Wouldn’t life be boring if we all liked the same thing? Before going down to see the Bronze exhibition at the Royal Academy last week, the Management and I watched the Culture Show episode which included a look at the exhibition. Andrew Graham-Dixon was accompanied by Gallery owner Danny Katz, who has been buying and selling sculpture for over forty years.
In front of ‘Putto with Tambourine’ (1429) by Donatello, Katz was in ecstasy. “This is the one object I totally covet.” “You want to take it home?” asked Graham-Dixon. “I couldn’t! I’m only a mere man, a mortal. I couldn’t live with something like this. This is great art.”
My reaction? It was okay but it didn’t really do much for me. In the case next to it, though, were two superb works. They were clearly modern. I recognised them immediately as probably by Picasso and by Giacometti. However checking the labels showed I was a little out! The ‘Picasso’ was in fact a sculpture of a Capotribu, or tribal chief, from Sardinia (Nuragic period) dating from 8th -4th century BCE (that’s just BC in old money).
Some of the sculptures that actually were modern I really liked. I’d seen many in books but it’s always better to see the real thing. These included Umberto Boccioni’s Unique Forms of Continuity in Space from 1913, Constantin Brancusi’s Danaide c.1918 and Spider IV 1996 by Louise Bourgeois, which hung precariously on the wall above a bench – I didn’t risk sitting under it!
One piece I found amusing was Painted Bronze (Ale Cans) by Jasper Johns (1960). It was said to have been made in response to a remark purportedly made by Willem de Kooning about gallery owner Leo Castelli’s ability to sell anything – even beer cans.
I was initially puzzled by a couple of pieces of very ordinary subjects, one of a pug and one of a turkey. Fortunately, the information on the wall solved the puzzle. “Creatures such as the turkey and the pug, ubiquitous today, were prized as exotic imports when the bronze likenesses were created. [1600/10 for the Pug by Hubert Gerhard and c. 1567 -70 for the Turkey by Giambologna.]”
The final pieces I want to mention are four by Matisse. ‘Back I’ was created in 1908-09 and is a well modelled male torso from the rear. ‘Back II’ from 1913 was also well modelled but the surface looked as if it had been cut with an axe and carving tools. It may have been female. ‘Back III’ (1916) is probably female as it has a long plait. The shaping and finish is much cruder. Finally ‘Back IV’ dating from c. 1931 is much smoother than III but the lines are much simpler, and not particularly realistic. The buttocks are not much more than minor curves and the legs are like cylindrical tree trunks. The four sculptures were side by side and it was fascinating to be able to compare their similarities and differences.

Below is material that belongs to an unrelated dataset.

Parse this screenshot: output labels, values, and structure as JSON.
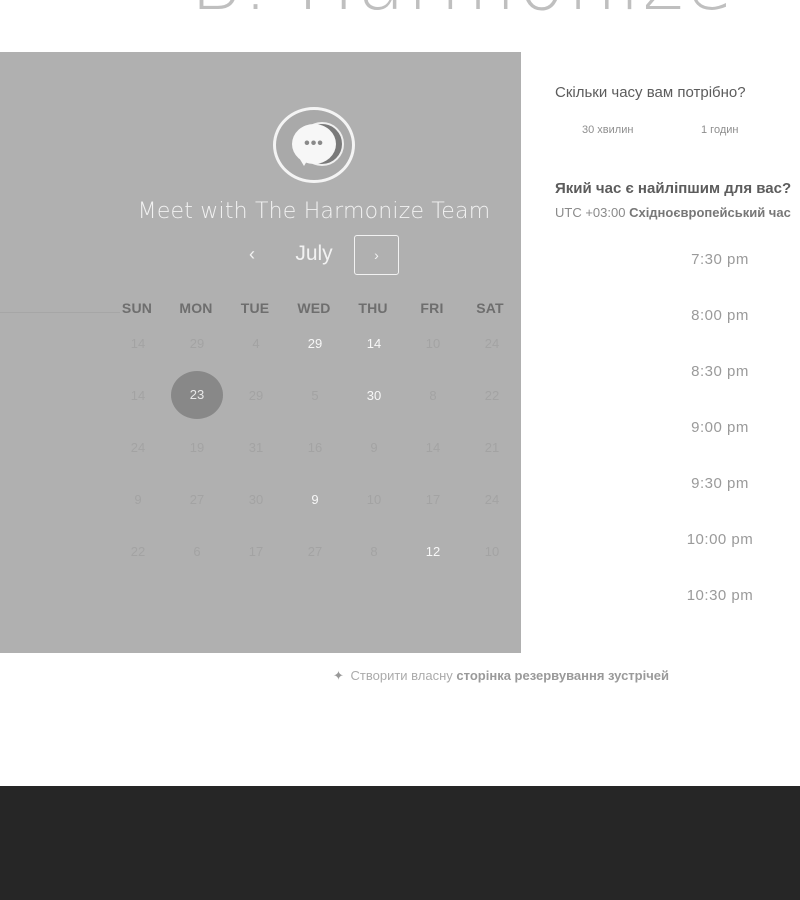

In some respects it was an unusual exhibition. Most exhibitions are about a single artist, or group of artists, or about a particular period, and are intended to be “educational” in the loosest sense of the word. By having the theme of a material, this exhibition covered work from all over the world (I haven’t mentioned the fascinating pieces from Nigeria and India) and a time period of nearly three thousand years. As it was shown by themes – portraits, groups, animals, religion and so on – it was possible to compare different periods and cultures, but basically the pieces were selected for their intrinsic value as works of art and, as such, it was an exhibition simply to be enjoyed.